Klausner also refused to consider a vagueness challenge that the plaintiffs submitted only after discovering that the police themselves were often confused about the scope of the law.

In a unanimous reversal, an appellate panel ruled Thursday that the trial court should have allowed the plaintiffs to amend their complaint to add the late vagueness argument.

After considering the issue on its own, the panel found that the ordinance was indeed illegally vague because it neglects to define many of the terms that it relies on, including "living quarters" and "otherwise."

"We know that under defendants' enforcement practices sleeping in a vehicle is not required to violate Section 85.02, as Jacobs-Elstein learned, nor is keeping a plethora of belongings required, as Taylor learned," Judge Harry Pregerson wrote for the panel. "But there is no way to know what is required to violate Section 85.02. Instead, Plaintiffs are left guessing as to what behavior would subject them to citation and arrest by an officer. Is it impermissible to eat food in a vehicle? Is it illegal to keep a sleeping bag? Canned food? Books? What about speaking on a cell phone? Or staying in the car to get out of the rain? These are all actions plaintiffs were taking when arrested for violation of the ordinance, all of which are otherwise perfectly legal."

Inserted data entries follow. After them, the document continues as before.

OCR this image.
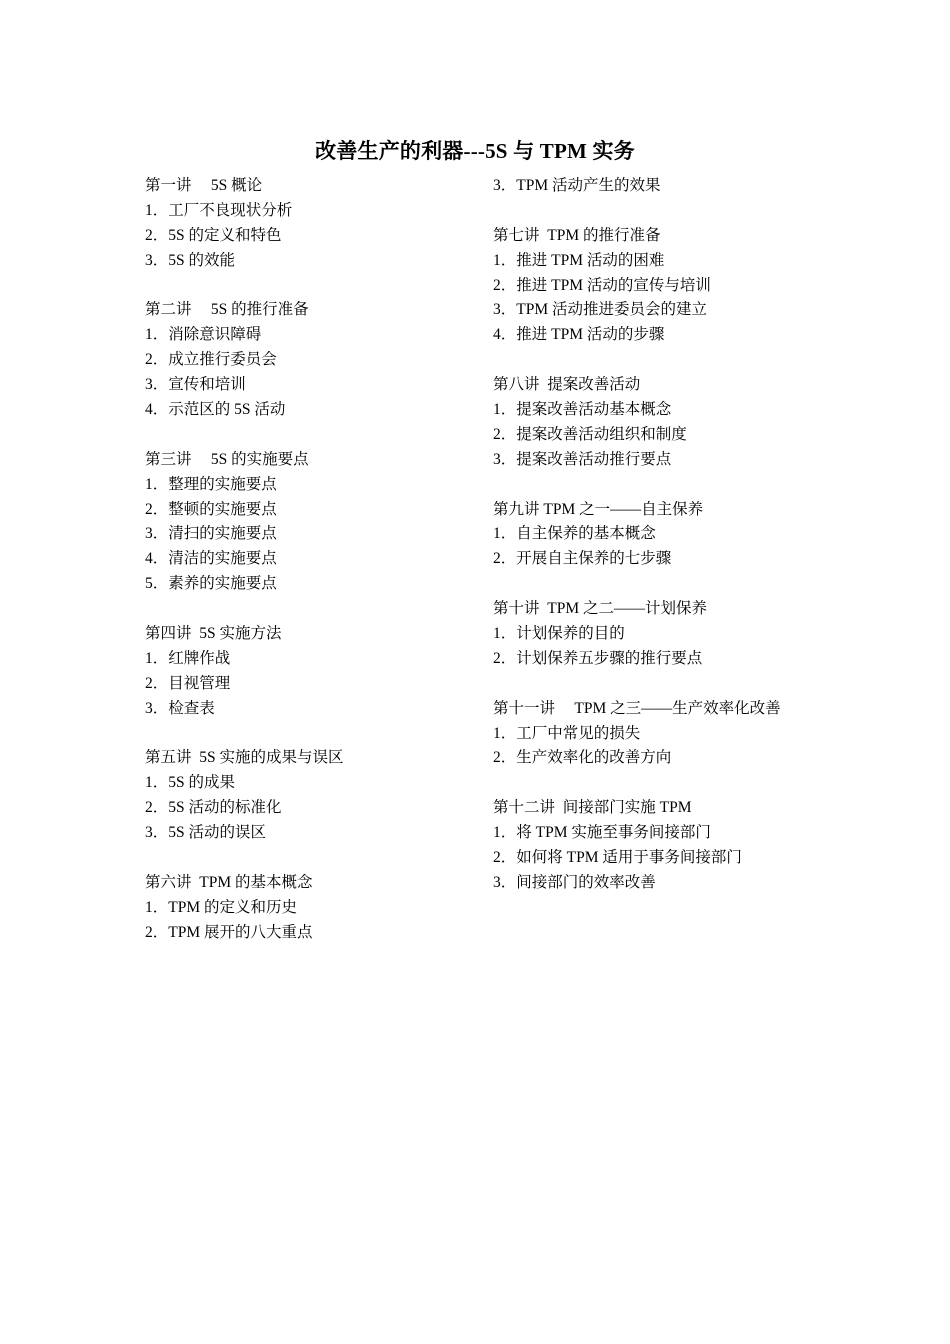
改善生产的利器---5S 与 TPM 实务
第一讲　 5S 概论
1．工厂不良现状分析
2．5S 的定义和特色
3．5S 的效能
第二讲　 5S 的推行准备
1．消除意识障碍
2．成立推行委员会
3．宣传和培训
4．示范区的 5S 活动
第三讲　 5S 的实施要点
1．整理的实施要点
2．整顿的实施要点
3．清扫的实施要点
4．清洁的实施要点
5．素养的实施要点
第四讲  5S 实施方法
1．红牌作战
2．目视管理
3．检查表
第五讲  5S 实施的成果与误区
1．5S 的成果
2．5S 活动的标准化
3．5S 活动的误区
第六讲  TPM 的基本概念
1．TPM 的定义和历史
2．TPM 展开的八大重点
3．TPM 活动产生的效果
第七讲  TPM 的推行准备
1．推进 TPM 活动的困难
2．推进 TPM 活动的宣传与培训
3．TPM 活动推进委员会的建立
4．推进 TPM 活动的步骤
第八讲  提案改善活动
1．提案改善活动基本概念
2．提案改善活动组织和制度
3．提案改善活动推行要点
第九讲 TPM 之一——自主保养
1．自主保养的基本概念
2．开展自主保养的七步骤
第十讲  TPM 之二——计划保养
1．计划保养的目的
2．计划保养五步骤的推行要点
第十一讲　 TPM 之三——生产效率化改善
1．工厂中常见的损失
2．生产效率化的改善方向
第十二讲  间接部门实施 TPM
1．将 TPM 实施至事务间接部门
2．如何将 TPM 适用于事务间接部门
3．间接部门的效率改善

"All in all, this broad and cryptic statute criminalizes innocent behavior, making it impossible for citizens to know how to keep their conduct within the pale," he added.

Such vagueness, along with the absence of a uniform enforcement policy, could let police cite campers and tourists driving through town in an RV, the panel said.

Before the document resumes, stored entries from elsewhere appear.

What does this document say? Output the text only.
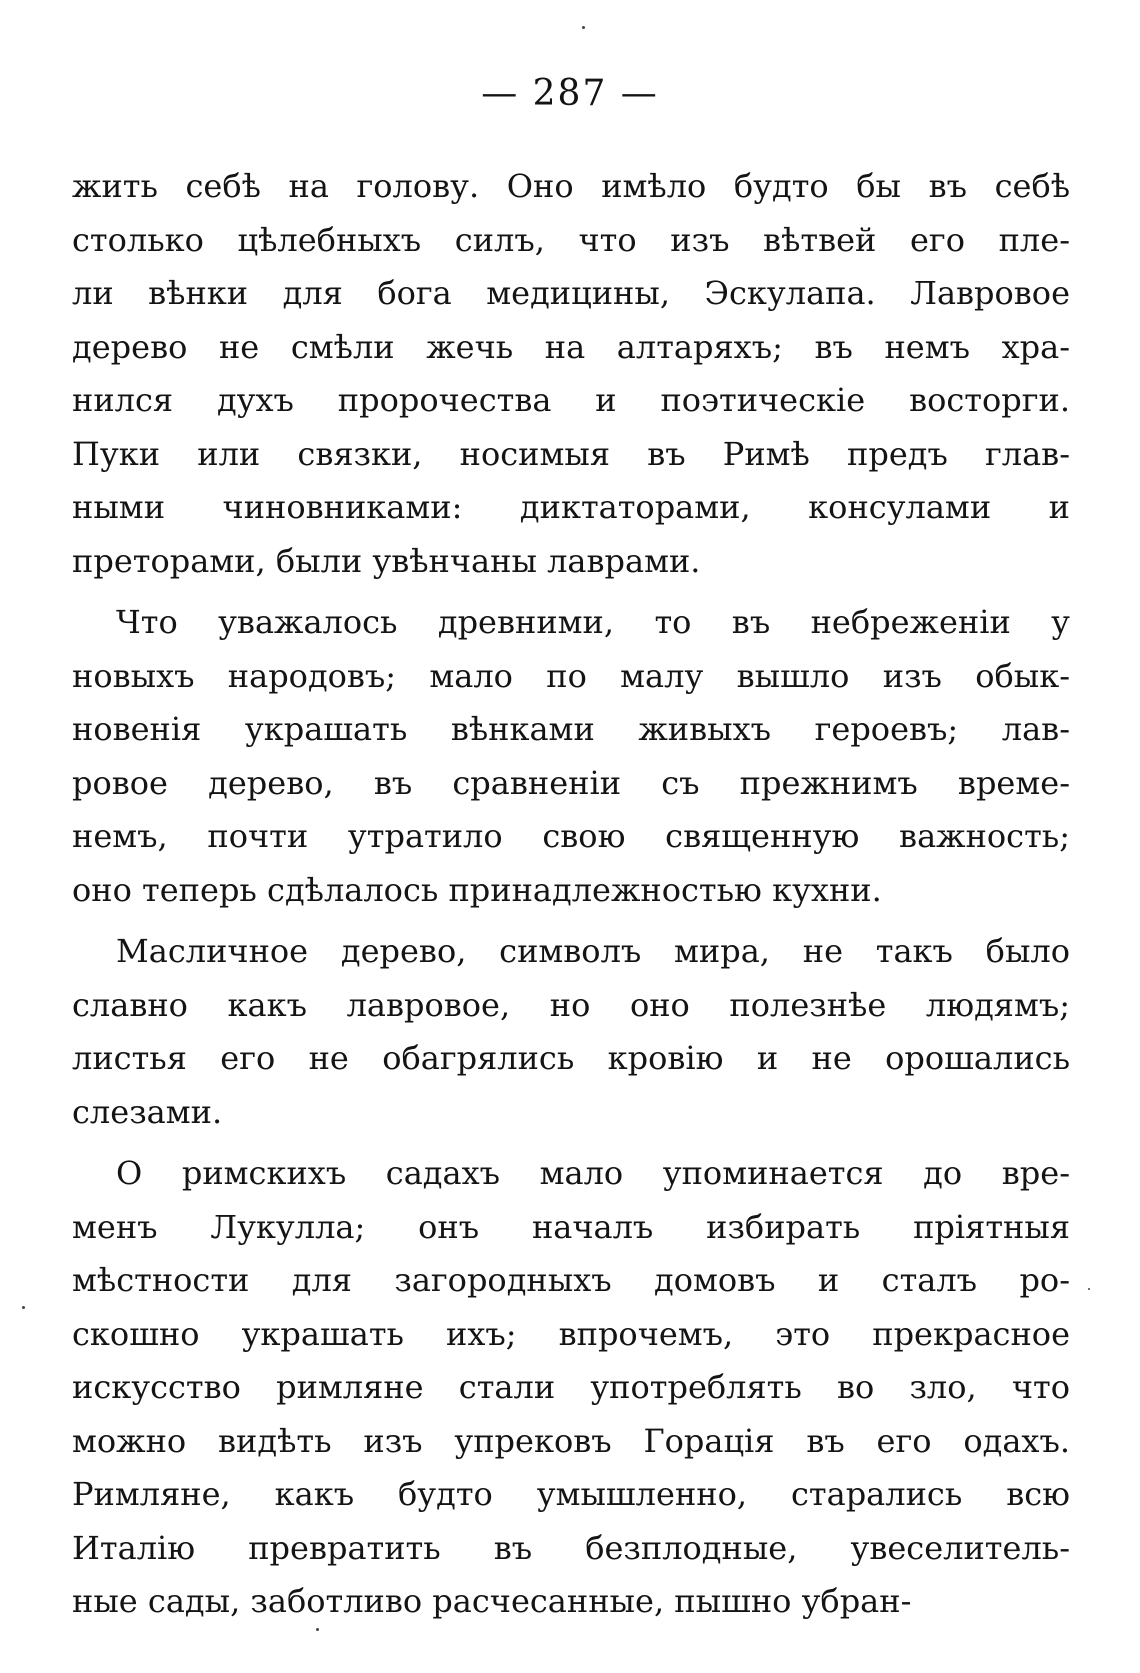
— 287 —
жить себѣ на голову. Оно имѣло будто бы въ себѣ
столько цѣлебныхъ силъ, что изъ вѣтвей его пле-
ли вѣнки для бога медицины, Эскулапа. Лавровое
дерево не смѣли жечь на алтаряхъ; въ немъ хра-
нился духъ пророчества и поэтическіе восторги.
Пуки или связки, носимыя въ Римѣ предъ глав-
ными чиновниками: диктаторами, консулами и
преторами, были увѣнчаны лаврами.
Что уважалось древними, то въ небреженіи у
новыхъ народовъ; мало по малу вышло изъ обык-
новенія украшать вѣнками живыхъ героевъ; лав-
ровое дерево, въ сравненіи съ прежнимъ време-
немъ, почти утратило свою священную важность;
оно теперь сдѣлалось принадлежностью кухни.
Масличное дерево, символъ мира, не такъ было
славно какъ лавровое, но оно полезнѣе людямъ;
листья его не обагрялись кровію и не орошались
слезами.
О римскихъ садахъ мало упоминается до вре-
менъ Лукулла; онъ началъ избирать пріятныя
мѣстности для загородныхъ домовъ и сталъ ро-
скошно украшать ихъ; впрочемъ, это прекрасное
искусство римляне стали употреблять во зло, что
можно видѣть изъ упрековъ Горація въ его одахъ.
Римляне, какъ будто умышленно, старались всю
Италію превратить въ безплодные, увеселитель-
ные сады, заботливо расчесанные, пышно убран-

"It is difficult to imagine how anyone loading up his or her car with personal belongings, perhaps to go on a camping trip or to donate household wares to the Salvation Army, and parking briefly on a Los Angeles street, would know if he or she was violating the statute," Pregerson wrote. "What's worse, even avoiding parking does not seem to be sufficient; Plaintiff Warivonchik was not even parked - she was driving her RV through Venice when she was pulled over and issued a warning. So, under the Task Force's expansive reading of this already amorphous statute, any vacationer who drives through Los Angeles in an RV may be violating Section 85.02."

Finally, because police have interpreted the law's scope and power in various ways, it is "incompatible with the concept of an evenhanded administration of the law to the poor and to the rich that is fundamental to a democratic society," the panel found.

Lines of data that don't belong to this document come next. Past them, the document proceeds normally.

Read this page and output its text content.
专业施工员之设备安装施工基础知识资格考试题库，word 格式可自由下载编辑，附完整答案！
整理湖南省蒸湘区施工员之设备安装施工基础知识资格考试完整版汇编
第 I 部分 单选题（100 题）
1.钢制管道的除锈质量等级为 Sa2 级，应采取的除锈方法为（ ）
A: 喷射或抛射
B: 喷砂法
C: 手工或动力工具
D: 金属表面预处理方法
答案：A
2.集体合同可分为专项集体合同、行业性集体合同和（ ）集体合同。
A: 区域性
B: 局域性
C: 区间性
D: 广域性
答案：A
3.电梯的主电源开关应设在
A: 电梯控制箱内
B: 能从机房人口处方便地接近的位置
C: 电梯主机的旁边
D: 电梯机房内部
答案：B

"For many homeless persons, their automobile may be their last major possession - the means by which they can look for work and seek social services," Pregerson wrote. "The city of Los Angeles has many options at its disposal to alleviate the plight and suffering of its homeless citizens. Selectively preventing the homeless and the poor from using their vehicles for activities many other citizens also conduct in their cars should not be one of those options."

The Los Angeles City Attorney's office did not immediately return a request for comment.